Thoreau argumentava que a guerra só servia a interesses de proprietários escravistas, e por isso ela não deveria ser apoiada de forma alguma por ninguém, uma vez que a escravidão era uma forma degradante de exploração do trabalho humano e da liberdade de várias pessoas.
Nesse contexto, um engajamento conflitivo para tentar debandar outro soaria como uma tremenda hipocrisia por parte dos descontentes com a guerra, e por isso uma solução sem violência seria requisitada para atrair a atenção contra a guerra. Foi nesse momento que Thoreau mirou justamente aquilo que sustentava a existência da guerra: os impostos.
Thoreau não mirava uma solução anarquista e nem mesmo advogava pelo fim total dos impostos, porém notou que o que mantinha a guerra a todo vapor na região do rio Grande era justamente o financiamento dos impostos que deveriam ser usados para manter um governo em favor dos princípios liberais clássicos, e não para financiar guerras em favor de elites agrárias escravagistas. Como resultado, a solução era clara: negar-se a dar impostos ao governo enquanto a guerra continuasse na ativa.

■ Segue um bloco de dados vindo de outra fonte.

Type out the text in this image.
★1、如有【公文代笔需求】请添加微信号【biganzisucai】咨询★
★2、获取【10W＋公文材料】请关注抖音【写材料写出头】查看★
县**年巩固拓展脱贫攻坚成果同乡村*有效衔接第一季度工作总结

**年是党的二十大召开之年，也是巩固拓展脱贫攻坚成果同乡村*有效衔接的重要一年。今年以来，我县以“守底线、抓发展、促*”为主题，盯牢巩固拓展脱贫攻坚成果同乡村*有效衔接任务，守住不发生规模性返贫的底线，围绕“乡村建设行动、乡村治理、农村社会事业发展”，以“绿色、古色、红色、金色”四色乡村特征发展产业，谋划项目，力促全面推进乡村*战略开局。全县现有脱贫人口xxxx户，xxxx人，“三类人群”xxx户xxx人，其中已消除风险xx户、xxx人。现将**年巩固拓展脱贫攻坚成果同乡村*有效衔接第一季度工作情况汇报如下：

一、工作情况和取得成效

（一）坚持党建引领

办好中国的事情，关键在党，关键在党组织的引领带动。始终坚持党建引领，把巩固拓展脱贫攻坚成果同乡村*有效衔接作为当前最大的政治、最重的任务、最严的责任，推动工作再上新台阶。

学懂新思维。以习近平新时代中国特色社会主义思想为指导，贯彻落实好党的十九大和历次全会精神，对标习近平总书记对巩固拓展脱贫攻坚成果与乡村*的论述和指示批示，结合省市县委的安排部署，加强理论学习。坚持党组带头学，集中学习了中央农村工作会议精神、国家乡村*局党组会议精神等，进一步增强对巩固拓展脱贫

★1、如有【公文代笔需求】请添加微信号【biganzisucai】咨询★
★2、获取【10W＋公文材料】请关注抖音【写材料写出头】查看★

Para ele, a guerra, por ser um mal com que você não compactua, só poderia ser combatida se a oposição, não engajada em armas, não compactuar e não financiar. A compreensão pode ser percebida no trecho de seu livro A Desobediência Civil:
“Todos os homens reconhecem o direito de revolução; isto é, o direito de recusar obediência ao governo, e de resistir a ele, quando sua tirania ou sua ineficiência são grandes e intoleráveis.”
Thoreau não podia, aos seus próprios olhos, reconhecer um governo que propaga a violência e o mal. E, justamente por isso, aceitou ir para a prisão ao negar o pagamento de impostos, afirmando que, num governo que prega o aprisionamento moral, o verdadeiro lugar de um homem honesto seria a prisão.
A oposição que existia era não necessariamente entre governo e cidadão, mas sim entre governo e consciência. A teoria thoreauviana tem base no princípio dos indivíduos exercerem seu próprio julgamento e não servirem ao estado como uma máquina, que não questiona, ou como um boneco de madeira que pode ser modelado da forma que o escultor (o estado) desejar.
Apesar de seus esforços não terem coibido a guerra, suas ideias tiveram reverberações futuras e muito influentes, chegando a Martin Luther King Jr.
Martin, tal como Gandhi, foi o maior entendedor da concepção de revolução sem armas. Se o estado patrocina o mal de segregar pessoas por sua cor de pele e uma violência contra tais pessoas, porque compactuar com armas e devolver a violência seria efetivo ou comparável?
Quando Rosa Parks, em 1955, foi alvo de uma prisão por se recusar a ceder seu lugar no ônibus a um homem branco, Martin Luther King promoveu um boicote de ônibus na cidade de Montgomery. Se os negros não têm direitos de cidadão aos ônibus, não os deveriam usar.
O boicote durou 385 dias, e o prejuízo do transporte público (majoritariamente usado por negros) foi tão grande que resultou em vitória pelo fim das leis de segregação raciais nos ônibus de Montgomery.
Este capítulo foi apenas o primeiro de uma sólida trajetória de protestos não violentos de King que culminaram no Civil Rights Act de 1964, que pôs fim a todas as legislações de caráter segregacionista dentro dos EUA.
Um desejo pacífico, uma luta de consciência contra um governo injusto e ideais sólidos tornam Martin Luther King uma gigantesca referência sobre os princípios da liberdade em favor do cidadão.